Parental controls can be appropriate for younger kids, but teens need the chance to exercise autonomy online, Wisniewski says. Such freedom lets them engage in some of the Internet’s positive aspects: civic engagement opportunities, community and educational resources, identity exploration and connections beyond one’s own social bubble. To ensure these benefits are accessible to all, youth should be directly involved formulating regulations and safety strategies, Wisniewski adds. As part of her research, she holds workshops with teens to involve them in co-designing online safety interventions. Though this program, called Teenovate, is in the early stages, some ideas have already emerged from it. Among them: social platforms could provide “nudges” that would ask users to think twice before sharing personal data and prompt would-be bad actors to reconsider personal requests or bullying behavior.

Education is another important way to reach young people. They may be digital natives, but there’s a lot for them to learn about engaging with the Internet safely. “You ask young people what they would like to learn about in school; they would love better digital literacy,” Livingstone says. “They’d love to be taught about data ecology. They’d love to understand how algorithms work.” And existing coursework should adapt to include discussions of online issues, Wisniewski adds. For instance, sex education classes could add modules about dealing with sexual solicitation online or learning safer ways to “sext.” Studies suggest that sexting, or sharing intimate information via digital devices, is practiced by 25 percent to 35 percent of teenagers.

Engaging with the ways youth use the Internet instead of dismissing them is key to improving young people’s experience—at their schools, in their families and under policies that affect them. Kids and teens are often better versed in the latest apps and platforms than their parents are.

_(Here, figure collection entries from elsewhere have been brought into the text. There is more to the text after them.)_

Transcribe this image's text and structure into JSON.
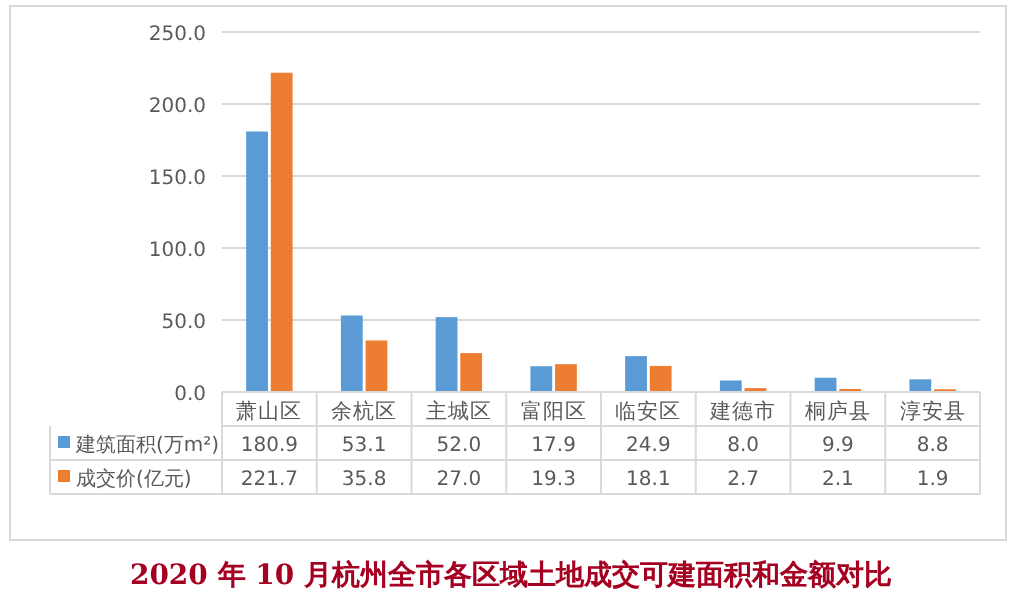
{
  "chart_data": {
    "type": "bar",
    "title": "2020 年 10 月杭州全市各区域土地成交可建面积和金额对比",
    "categories": [
      "萧山区",
      "余杭区",
      "主城区",
      "富阳区",
      "临安区",
      "建德市",
      "桐庐县",
      "淳安县"
    ],
    "series": [
      {
        "name": "建筑面积(万m²)",
        "color": "#5b9bd5",
        "values": [
          180.9,
          53.1,
          52.0,
          17.9,
          24.9,
          8.0,
          9.9,
          8.8
        ],
        "value_labels": [
          "180.9",
          "53.1",
          "52.0",
          "17.9",
          "24.9",
          "8.0",
          "9.9",
          "8.8"
        ]
      },
      {
        "name": "成交价(亿元)",
        "color": "#ed7d31",
        "values": [
          221.7,
          35.8,
          27.0,
          19.3,
          18.1,
          2.7,
          2.1,
          1.9
        ],
        "value_labels": [
          "221.7",
          "35.8",
          "27.0",
          "19.3",
          "18.1",
          "2.7",
          "2.1",
          "1.9"
        ]
      }
    ],
    "ylim": [
      0,
      250
    ],
    "yticks": [
      {
        "value": 0,
        "label": "0.0"
      },
      {
        "value": 50,
        "label": "50.0"
      },
      {
        "value": 100,
        "label": "100.0"
      },
      {
        "value": 150,
        "label": "150.0"
      },
      {
        "value": 200,
        "label": "200.0"
      },
      {
        "value": 250,
        "label": "250.0"
      }
    ],
    "grid": "y",
    "legend": "bottom"
  }
}
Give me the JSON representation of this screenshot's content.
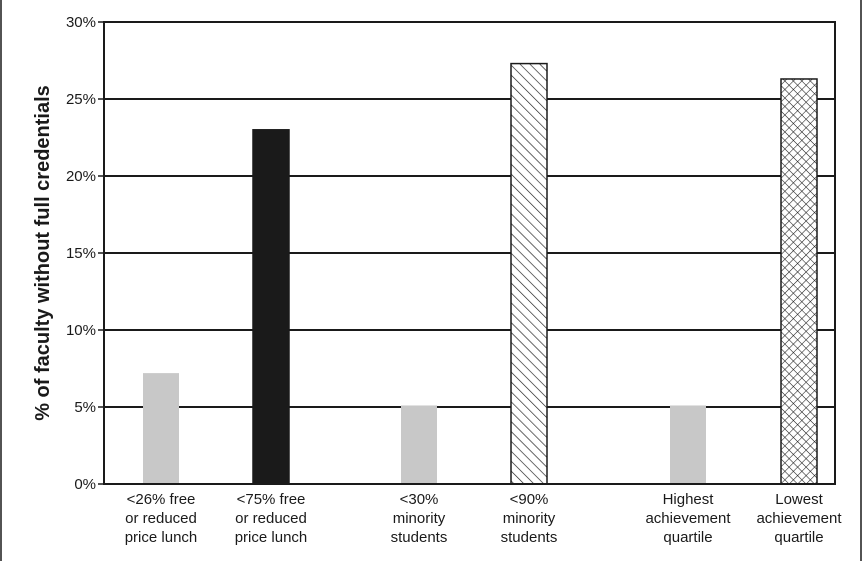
{
  "chart_data": {
    "type": "bar",
    "title": "",
    "xlabel": "",
    "ylabel": "% of faculty without full credentials",
    "ylim": [
      0,
      30
    ],
    "y_ticks": [
      0,
      5,
      10,
      15,
      20,
      25,
      30
    ],
    "y_tick_labels": [
      "0%",
      "5%",
      "10%",
      "15%",
      "20%",
      "25%",
      "30%"
    ],
    "grid": true,
    "categories": [
      [
        "<26% free",
        "or reduced",
        "price lunch"
      ],
      [
        "<75% free",
        "or reduced",
        "price lunch"
      ],
      [
        "<30%",
        "minority",
        "students"
      ],
      [
        "<90%",
        "minority",
        "students"
      ],
      [
        "Highest",
        "achievement",
        "quartile"
      ],
      [
        "Lowest",
        "achievement",
        "quartile"
      ]
    ],
    "values": [
      7.2,
      23.0,
      5.1,
      27.3,
      5.1,
      26.3
    ],
    "bar_styles": [
      "light-gray",
      "solid-black",
      "light-gray",
      "diagonal-hatch",
      "light-gray",
      "crosshatch"
    ],
    "colors": {
      "light_gray": "#c8c8c8",
      "black": "#1a1a1a",
      "pattern_fill": "#ffffff"
    }
  }
}
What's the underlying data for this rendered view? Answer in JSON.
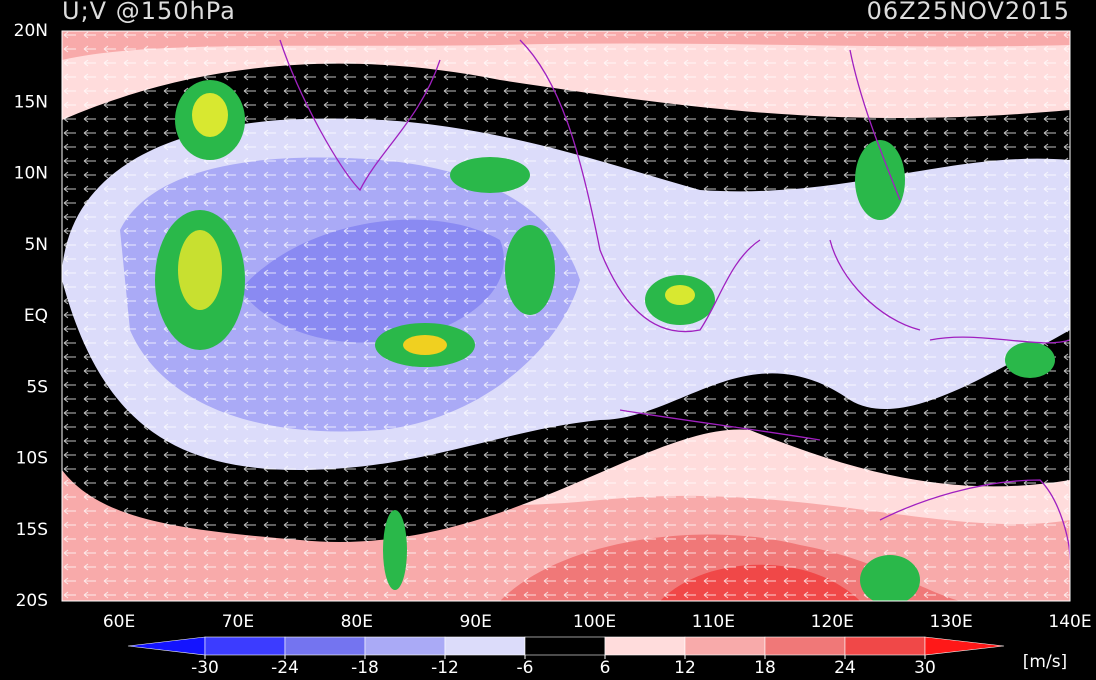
{
  "header": {
    "title": "U;V @150hPa",
    "valid_time": "06Z25NOV2015"
  },
  "map": {
    "lat_labels": [
      "20N",
      "15N",
      "10N",
      "5N",
      "EQ",
      "5S",
      "10S",
      "15S",
      "20S"
    ],
    "lon_labels": [
      "60E",
      "70E",
      "80E",
      "90E",
      "100E",
      "110E",
      "120E",
      "130E",
      "140E"
    ]
  },
  "colorbar": {
    "ticks": [
      -30,
      -24,
      -18,
      -12,
      -6,
      6,
      12,
      18,
      24,
      30
    ],
    "colors": [
      "#1414ff",
      "#3c3cff",
      "#7474f0",
      "#aaaaf6",
      "#dcdcfa",
      "#000000",
      "#ffdcdc",
      "#f8aaaa",
      "#f07878",
      "#f04848",
      "#ff1818"
    ],
    "unit": "[m/s]"
  }
}
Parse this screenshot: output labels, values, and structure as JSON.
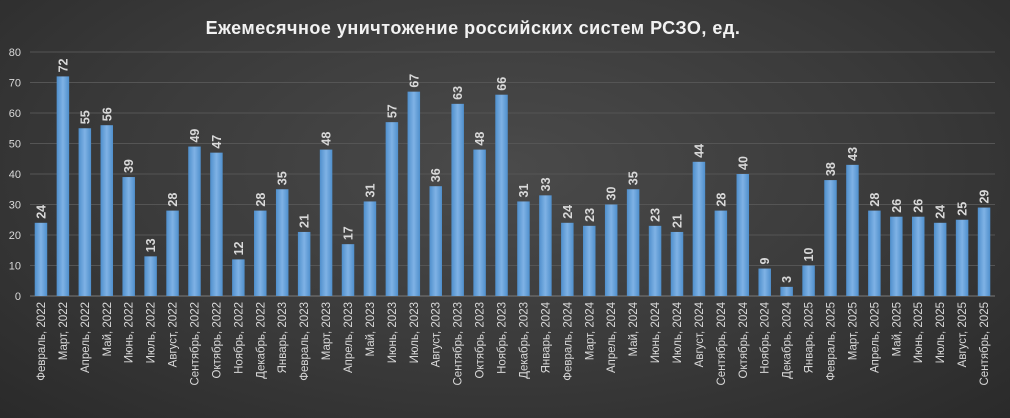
{
  "chart_data": {
    "type": "bar",
    "title": "Ежемесячное  уничтожение  российских  систем РСЗО,  ед.",
    "xlabel": "",
    "ylabel": "",
    "ylim": [
      0,
      80
    ],
    "yticks": [
      0,
      10,
      20,
      30,
      40,
      50,
      60,
      70,
      80
    ],
    "grid": true,
    "bar_color": "#5b9bd5",
    "categories": [
      "Февраль, 2022",
      "Март, 2022",
      "Апрель, 2022",
      "Май, 2022",
      "Июнь, 2022",
      "Июль, 2022",
      "Август, 2022",
      "Сентябрь, 2022",
      "Октябрь, 2022",
      "Ноябрь, 2022",
      "Декабрь, 2022",
      "Январь, 2023",
      "Февраль, 2023",
      "Март, 2023",
      "Апрель, 2023",
      "Май, 2023",
      "Июнь, 2023",
      "Июль, 2023",
      "Август, 2023",
      "Сентябрь, 2023",
      "Октябрь, 2023",
      "Ноябрь, 2023",
      "Декабрь, 2023",
      "Январь, 2024",
      "Февраль, 2024",
      "Март, 2024",
      "Апрель, 2024",
      "Май, 2024",
      "Июнь, 2024",
      "Июль, 2024",
      "Август, 2024",
      "Сентябрь, 2024",
      "Октябрь, 2024",
      "Ноябрь, 2024",
      "Декабрь, 2024",
      "Январь, 2025",
      "Февраль, 2025",
      "Март, 2025",
      "Апрель, 2025",
      "Май, 2025",
      "Июнь, 2025",
      "Июль, 2025",
      "Август, 2025",
      "Сентябрь, 2025"
    ],
    "values": [
      24,
      72,
      55,
      56,
      39,
      13,
      28,
      49,
      47,
      12,
      28,
      35,
      21,
      48,
      17,
      31,
      57,
      67,
      36,
      63,
      48,
      66,
      31,
      33,
      24,
      23,
      30,
      35,
      23,
      21,
      44,
      28,
      40,
      9,
      3,
      10,
      38,
      43,
      28,
      26,
      26,
      24,
      25,
      29
    ]
  }
}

This dynamic can breed misunderstanding and judgment, and it can make open conversations about online struggles difficult, says psychologist Mitch Prinstein, who studies technology and adolescent development at the University of North Carolina at Chapel Hill. “We’ve inadvertently communicated to our kids that we don’t understand or care and [that] we’re not going to be empathic or interested in talking about their online experiences,” Prinstein explains. “What we should be doing is just the opposite: saying, ‘This seems really important, and you’re spending a lot of time on it.’”

From that place of openness and curiosity, caregivers are much better positioned to help kids and teens develop resilience and healthier online habits. The online world “isn’t good or bad,” Alvord says. “It’s what we make of it, how we use it, how much we use it.” Accepting that “it’s here to stay,” she says, is the first step toward finding real and meaningful safety solutions.